FDA finalizes refusal to give Texas execution drug shipment
Federal officials on Thursday finalized their refusal to allow Texas prison officials to receive a foreign shipment of a drug the state has used to execute death row inmates.
The refusal centers on a shipment of 1,000 vials of sodium thiopental detained by federal officials at Houston Bush Intercontinental Airport in July 2015. The drug was from an unidentified foreign drug supplier.
In a document filed Thursday in federal court in Galveston, the U.S. Food and Drug Administration said it “has made a final decision, refusing admission of the detained drugs into the United States.” The decision is based on the FDA view “that the detained drugs appear to be unapproved new drugs and misbranded drugs. As such, the shipments must be exported or destroyed,” FDA spokeswoman Lyndsay Meyer said in a statement.
Federal officials have said the drug has no legal uses in the United States, but Texas Attorney General Ken Paxton’s office has sued for the drugs to be released.
Texas has carried out 542 lethal injections since 1982, including four this year, and has used the sedative pentobarbital for executions since 2012. The barbiturate sodium thiopental previously was part of a three-drug process Texas used for executions.

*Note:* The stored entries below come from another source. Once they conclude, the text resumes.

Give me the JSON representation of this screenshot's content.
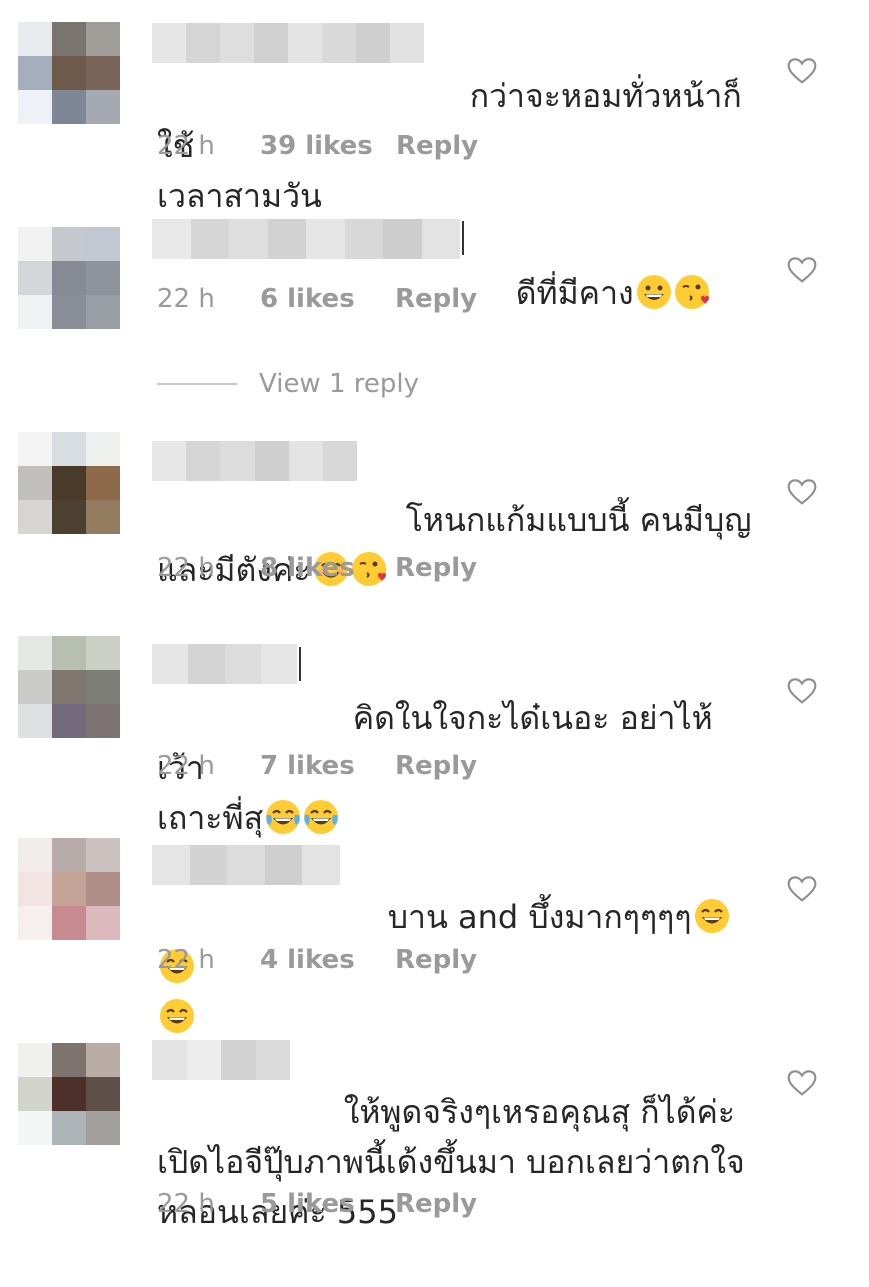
{
  "comments": [
    {
      "text": "กว่าจะหอมทั่วหน้าก็ใช้เวลาสามวัน",
      "line1": "กว่าจะหอมทั่วหน้าก็ใช้",
      "line2": "เวลาสามวัน",
      "time": "22 h",
      "likes": "39 likes",
      "reply": "Reply",
      "emojis": []
    },
    {
      "text": "ดีที่มีคาง",
      "line1": "ดีที่มีคาง",
      "time": "22 h",
      "likes": "6 likes",
      "reply": "Reply",
      "emojis": [
        "grinning-face",
        "face-blowing-kiss"
      ]
    },
    {
      "text": "โหนกแก้มแบบนี้ คนมีบุญและมีตังค่ะ",
      "line1": "โหนกแก้มแบบนี้ คนมีบุญ",
      "line2": "และมีตังค่ะ",
      "time": "22 h",
      "likes": "8 likes",
      "reply": "Reply",
      "emojis": [
        "smiling-face-smiling-eyes",
        "face-blowing-kiss"
      ]
    },
    {
      "text": "คิดในใจกะได้เนอะ อย่าให้เว้าเถาะพี่สุ",
      "line1": "คิดในใจกะได๋เนอะ อย่าไห้เว้า",
      "line2": "เถาะพี่สุ",
      "time": "22 h",
      "likes": "7 likes",
      "reply": "Reply",
      "emojis": [
        "face-tears-of-joy",
        "face-tears-of-joy"
      ]
    },
    {
      "text": "บาน and บึ้งมากๆๆๆๆ",
      "line1": "บาน and บึ้งมากๆๆๆๆ",
      "time": "22 h",
      "likes": "4 likes",
      "reply": "Reply",
      "emojis": [
        "grinning-face-smiling-eyes",
        "grinning-face-smiling-eyes",
        "grinning-face-smiling-eyes"
      ]
    },
    {
      "text": "ให้พูดจริงๆเหรอคุณสุ ก็ได้ค่ะ เปิดไอจีปุ๊บภาพนี้เด้งขึ้นมา บอกเลยว่าตกใจหลอนเลยค่ะ 555",
      "line1": "ให้พูดจริงๆเหรอคุณสุ ก็ได้ค่ะ",
      "line2": "เปิดไอจีปุ๊บภาพนี้เด้งขึ้นมา บอกเลยว่าตกใจ",
      "line3": "หลอนเลยค่ะ 555",
      "time": "22 h",
      "likes": "5 likes",
      "reply": "Reply",
      "emojis": []
    }
  ],
  "view_replies": "View 1 reply",
  "icons": {
    "heart": "heart-outline-icon",
    "avatar": "avatar-pixelated",
    "username": "username-blurred"
  },
  "colors": {
    "text": "#262626",
    "meta": "#9a9a9a",
    "heart": "#8e8e8e"
  }
}
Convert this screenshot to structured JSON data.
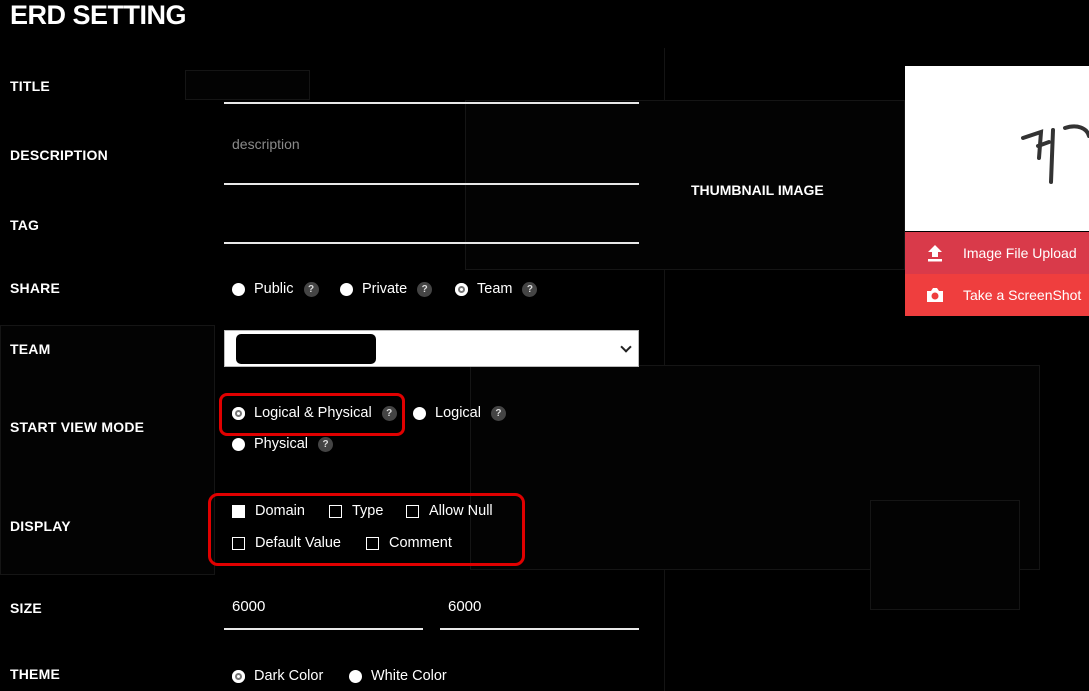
{
  "title": "ERD SETTING",
  "fields": {
    "title_label": "TITLE",
    "description_label": "DESCRIPTION",
    "description_placeholder": "description",
    "tag_label": "TAG",
    "share_label": "SHARE",
    "team_label": "TEAM",
    "start_view_mode_label": "START VIEW MODE",
    "display_label": "DISPLAY",
    "size_label": "SIZE",
    "theme_label": "THEME"
  },
  "share": {
    "options": [
      "Public",
      "Private",
      "Team"
    ],
    "selected": "Team"
  },
  "start_view_mode": {
    "options": [
      "Logical & Physical",
      "Logical",
      "Physical"
    ],
    "selected": "Logical & Physical"
  },
  "display": {
    "options": [
      "Domain",
      "Type",
      "Allow Null",
      "Default Value",
      "Comment"
    ],
    "checked": [
      "Domain"
    ]
  },
  "size": {
    "width": "6000",
    "height": "6000"
  },
  "theme": {
    "options": [
      "Dark Color",
      "White Color"
    ],
    "selected": "Dark Color"
  },
  "thumbnail": {
    "label": "THUMBNAIL IMAGE",
    "upload_label": "Image File Upload",
    "screenshot_label": "Take a ScreenShot"
  },
  "help_glyph": "?",
  "colors": {
    "upload_button": "#d93a4a",
    "screenshot_button": "#ef3e3e",
    "highlight_box": "#e00000"
  }
}
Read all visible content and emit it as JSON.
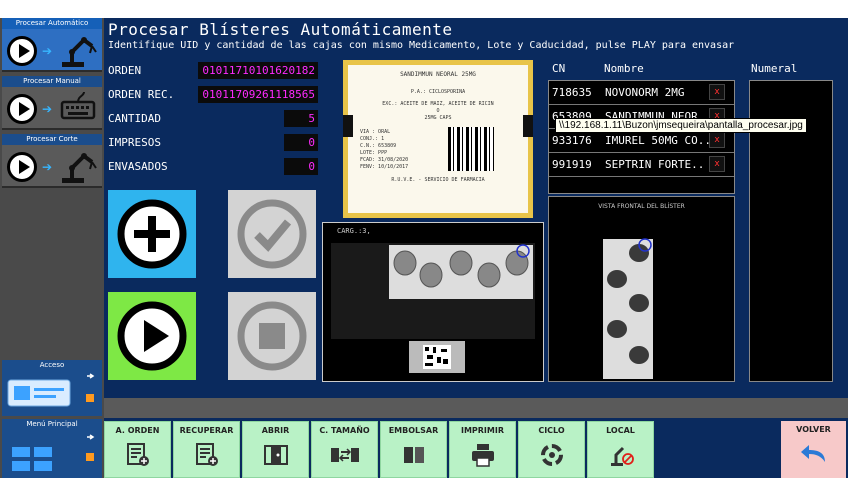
{
  "header": {
    "title": "Procesar Blísteres Automáticamente",
    "subtitle": "Identifique UID y cantidad de las cajas con mismo Medicamento, Lote y Caducidad, pulse PLAY para  envasar"
  },
  "sidebar": {
    "modes": [
      {
        "label": "Procesar Automático"
      },
      {
        "label": "Procesar Manual"
      },
      {
        "label": "Procesar Corte"
      }
    ],
    "acceso": "Acceso",
    "menu_principal": "Menú Principal"
  },
  "fields": {
    "orden_label": "ORDEN",
    "orden_value": "01011710101620182",
    "orden_rec_label": "ORDEN REC.",
    "orden_rec_value": "01011709261118565",
    "cantidad_label": "CANTIDAD",
    "cantidad_value": "5",
    "impresos_label": "IMPRESOS",
    "impresos_value": "0",
    "envasados_label": "ENVASADOS",
    "envasados_value": "0"
  },
  "drug_label": {
    "line1": "SANDIMMUN NEORAL 25MG",
    "line2": "P.A.: CICLOSPORINA",
    "line3": "EXC.: ACEITE DE MAIZ, ACEITE DE RICIN",
    "line4": "O",
    "line5": "25MG CAPS",
    "via": "VIA :  ORAL",
    "conj": "CONJ.: 1",
    "cn": "C.N.:  653809",
    "lote": "LOTE:  PPP",
    "fcad": "FCAD:  31/08/2020",
    "fenv": "FENV:  10/10/2017",
    "footer": "R.U.V.E. - SERVICIO DE FARMACIA"
  },
  "camera": {
    "caption": "CARG.:3,"
  },
  "table": {
    "col_cn": "CN",
    "col_nombre": "Nombre",
    "col_numeral": "Numeral",
    "rows": [
      {
        "cn": "718635",
        "nombre": "NOVONORM 2MG"
      },
      {
        "cn": "653809",
        "nombre": "SANDIMMUN NEOR"
      },
      {
        "cn": "933176",
        "nombre": "IMUREL 50MG CO.."
      },
      {
        "cn": "991919",
        "nombre": "SEPTRIN FORTE.."
      }
    ],
    "delete_glyph": "x"
  },
  "frontal": {
    "caption": "VISTA FRONTAL DEL BLÍSTER"
  },
  "tooltip": "\\\\192.168.1.11\\Buzon\\jmsequeira\\pantalla_procesar.jpg",
  "toolbar": {
    "a_orden": "A. ORDEN",
    "recuperar": "RECUPERAR",
    "abrir": "ABRIR",
    "c_tamano": "C. TAMAÑO",
    "embolsar": "EMBOLSAR",
    "imprimir": "IMPRIMIR",
    "ciclo": "CICLO",
    "local": "LOCAL",
    "volver": "VOLVER"
  },
  "colors": {
    "screen_bg": "#0a2a5e",
    "value_text": "#ff2bff",
    "add_btn": "#2fb4ee",
    "play_btn": "#7ee845",
    "toolbar_btn": "#b9f2c6",
    "volver_btn": "#f7c9c9",
    "label_border": "#e8c449"
  }
}
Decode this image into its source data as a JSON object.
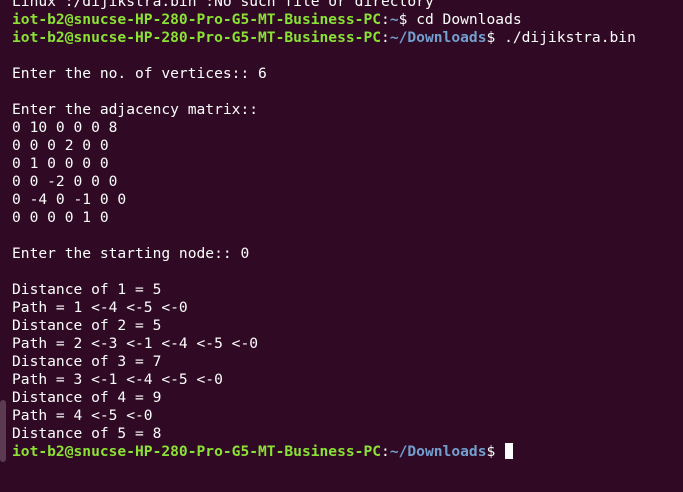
{
  "colors": {
    "background": "#300a24",
    "host": "#8ae234",
    "path": "#729fcf",
    "text": "#ffffff"
  },
  "terminal": {
    "partial_top_line": "Linux :/dijikstra.bin :No such file or directory",
    "prompts": [
      {
        "host": "iot-b2@snucse-HP-280-Pro-G5-MT-Business-PC",
        "sep": ":",
        "path": "~",
        "sym": "$ ",
        "cmd": "cd Downloads"
      },
      {
        "host": "iot-b2@snucse-HP-280-Pro-G5-MT-Business-PC",
        "sep": ":",
        "path": "~/Downloads",
        "sym": "$ ",
        "cmd": "./dijikstra.bin"
      },
      {
        "host": "iot-b2@snucse-HP-280-Pro-G5-MT-Business-PC",
        "sep": ":",
        "path": "~/Downloads",
        "sym": "$ ",
        "cmd": ""
      }
    ],
    "vertices_line": "Enter the no. of vertices:: 6",
    "matrix_prompt": "Enter the adjacency matrix::",
    "matrix_rows": [
      "0 10 0 0 0 8",
      "0 0 0 2 0 0",
      "0 1 0 0 0 0",
      "0 0 -2 0 0 0",
      "0 -4 0 -1 0 0",
      "0 0 0 0 1 0"
    ],
    "start_line": "Enter the starting node:: 0",
    "results": [
      "Distance of 1 = 5",
      "Path = 1 <-4 <-5 <-0",
      "Distance of 2 = 5",
      "Path = 2 <-3 <-1 <-4 <-5 <-0",
      "Distance of 3 = 7",
      "Path = 3 <-1 <-4 <-5 <-0",
      "Distance of 4 = 9",
      "Path = 4 <-5 <-0",
      "Distance of 5 = 8"
    ]
  }
}
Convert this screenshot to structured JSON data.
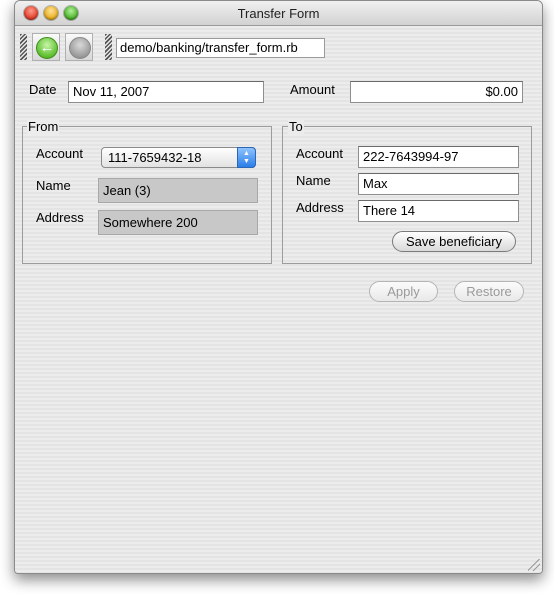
{
  "window": {
    "title": "Transfer Form"
  },
  "toolbar": {
    "path": "demo/banking/transfer_form.rb"
  },
  "form": {
    "date_label": "Date",
    "date_value": "Nov 11, 2007",
    "amount_label": "Amount",
    "amount_value": "$0.00"
  },
  "from": {
    "legend": "From",
    "account_label": "Account",
    "account_value": "111-7659432-18",
    "name_label": "Name",
    "name_value": "Jean (3)",
    "address_label": "Address",
    "address_value": "Somewhere 200"
  },
  "to": {
    "legend": "To",
    "account_label": "Account",
    "account_value": "222-7643994-97",
    "name_label": "Name",
    "name_value": "Max",
    "address_label": "Address",
    "address_value": "There 14",
    "save_label": "Save beneficiary"
  },
  "actions": {
    "apply_label": "Apply",
    "restore_label": "Restore"
  },
  "icons": {
    "back": "back-arrow-icon",
    "forward": "forward-icon",
    "dropdown": "updown-chevron-icon",
    "resize": "resize-grip-icon"
  },
  "colors": {
    "back_button": "#5dbf2f",
    "select_stepper": "#2a7ee8",
    "readonly_field": "#c8c8c8"
  }
}
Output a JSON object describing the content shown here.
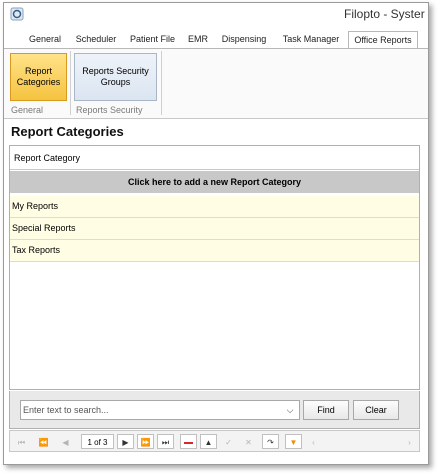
{
  "window": {
    "title": "Filopto - Syster"
  },
  "tabs": [
    {
      "label": "General"
    },
    {
      "label": "Scheduler"
    },
    {
      "label": "Patient File"
    },
    {
      "label": "EMR"
    },
    {
      "label": "Dispensing"
    },
    {
      "label": "Task Manager"
    },
    {
      "label": "Office Reports"
    }
  ],
  "active_tab": "Office Reports",
  "ribbon": {
    "buttons": [
      {
        "label": "Report\nCategories",
        "group": "General",
        "active": true
      },
      {
        "label": "Reports Security\nGroups",
        "group": "Reports Security",
        "active": false
      }
    ],
    "groups": [
      "General",
      "Reports Security"
    ]
  },
  "section": {
    "title": "Report Categories"
  },
  "grid": {
    "column_header": "Report Category",
    "add_row_label": "Click here to add a new Report Category",
    "rows": [
      "My Reports",
      "Special Reports",
      "Tax Reports"
    ]
  },
  "search": {
    "placeholder": "Enter text to search...",
    "find_label": "Find",
    "clear_label": "Clear"
  },
  "navigator": {
    "page_info": "1 of 3"
  },
  "colors": {
    "active_button": "#f5c33f",
    "row_background": "#fffde3",
    "add_row_background": "#c8c8c8",
    "delete_icon": "#d9262b",
    "filter_icon": "#f08c00"
  }
}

According to the lawsuit, the state’s use of the drug falls within a “law enforcement” exemption, is not for patient use and is labeled as not for patient use. The drug is solely used by law enforcement as part of enforcing lawfully imposed capital sentences through lethal injection, Paxton asserted. The lawsuit also pointed out the drug has been used for anesthetic purposes since before the Federal Food, Drug and Cosmetic Act was enacted in 1938.
The Texas Department of Criminal Justice, which operates the state prison system, is now considering its next move.
“It has taken almost two years for the Food and Drug Administration to reach a decision which we believe is flawed,” Jason Clark, a spokesman for the department, said in a statement. “TDCJ fully complied with the steps necessary to lawfully import the shipment. We are exploring all options to remedy the unjustified seizure.”
Corrections departments in death penalty states around the U.S. have had difficulties obtaining execution drugs since traditional drug manufacturers – many of them under pressure from capital punishment opponents – have barred sales of their products for lethal injection use. Texas prison officials have declined to provide any details about the state’s ordered drugs. A state law that took effect in September allows Texas to withhold the identity of its lethal injection drug provider.